Megan Moroney’s debut album opens with a wry smirk of a song. At first listen, opening track “I’m Not Pretty” sounds like another variation of the common enough country trope of reminding listeners that they’re beautiful, haters be damned. But Moroney, a swiftly rising star in the genre with a firebrand personality, takes it a step further when addressing an “ex-boyfriend’s new girlfriend”, based on an incident that happened to her: “Keep on telling yourself I’m not pretty.” “The whole thing that I think is great about this song is that everyone has been on both sides,” she tells Apple Music’s Kelleigh Bannen. “I think it's funny because everyone can relate to it.” Such bold assertions populate the rest of the LP, which the Savannah, Georgia-born singer-songwriter recorded alongside producer Kristian Bush, also known as one half of Sugarland. Following Moroney’s wildly popular 2022 breakout EP Pistol Made of Roses, Lucky takes the best of that EP—Moroney’s sass and swagger, in particular, but also the vulnerability of tracks like “Fix You Too”—and offers a fuller portrait of her specific vision of country music, which is reminiscent of early Miranda Lambert or Kelsea Ballerini. “Girl in the Mirror” is a painful look at sacrificing one’s own selfhood for a wayward lover. “Another on the Way” pairs a dark, swampy arrangement with a tale of a wise barkeep called Miss Daisy, who sagely advises the heartbroken narrator, “Men, they’re like trains/If you miss one, there’s another on the way.” Closer “Sad Songs for Sad People” has Moroney declaring, “I want every word to hurt like blue eyes crying in the rain,” as a gently soulful rhythm section accentuates her natural twang.

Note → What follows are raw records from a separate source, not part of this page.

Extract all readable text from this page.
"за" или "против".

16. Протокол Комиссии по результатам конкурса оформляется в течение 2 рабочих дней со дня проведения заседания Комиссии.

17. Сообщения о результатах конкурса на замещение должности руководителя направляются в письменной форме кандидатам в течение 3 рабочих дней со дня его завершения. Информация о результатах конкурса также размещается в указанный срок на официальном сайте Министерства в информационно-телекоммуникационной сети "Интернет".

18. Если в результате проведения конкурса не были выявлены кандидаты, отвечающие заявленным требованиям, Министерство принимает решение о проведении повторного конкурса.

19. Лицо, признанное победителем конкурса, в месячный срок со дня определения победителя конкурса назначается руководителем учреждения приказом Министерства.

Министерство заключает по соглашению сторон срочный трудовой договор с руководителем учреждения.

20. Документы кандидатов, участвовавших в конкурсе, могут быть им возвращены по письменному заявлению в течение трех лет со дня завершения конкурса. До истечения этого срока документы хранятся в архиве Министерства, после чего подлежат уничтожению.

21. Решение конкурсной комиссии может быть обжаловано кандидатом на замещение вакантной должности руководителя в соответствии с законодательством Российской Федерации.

And “Tennessee Orange”, which was an early viral hit for Moroney, cleverly plays on Southern football rivalries to tease out the complexities of a relationship. “That was an idea that I had because I found myself wearing a Tennessee shirt,” she says. “I'm a Georgia Bulldog, so I've not even put on an Alabama shirt, Auburn, no other school. And so I found myself in a Tennessee shirt and I looked in the mirror and I was like, ‘Oh my gosh, my mom would literally kill me right now if she knew that I had on a Tennessee shirt.’ I was like, wait, what if I turn this into a love song? ‘Look what I would do for you.’ And so I came up with ‘In Georgia, they call it a sin/I'm wearing Tennessee orange for him.’”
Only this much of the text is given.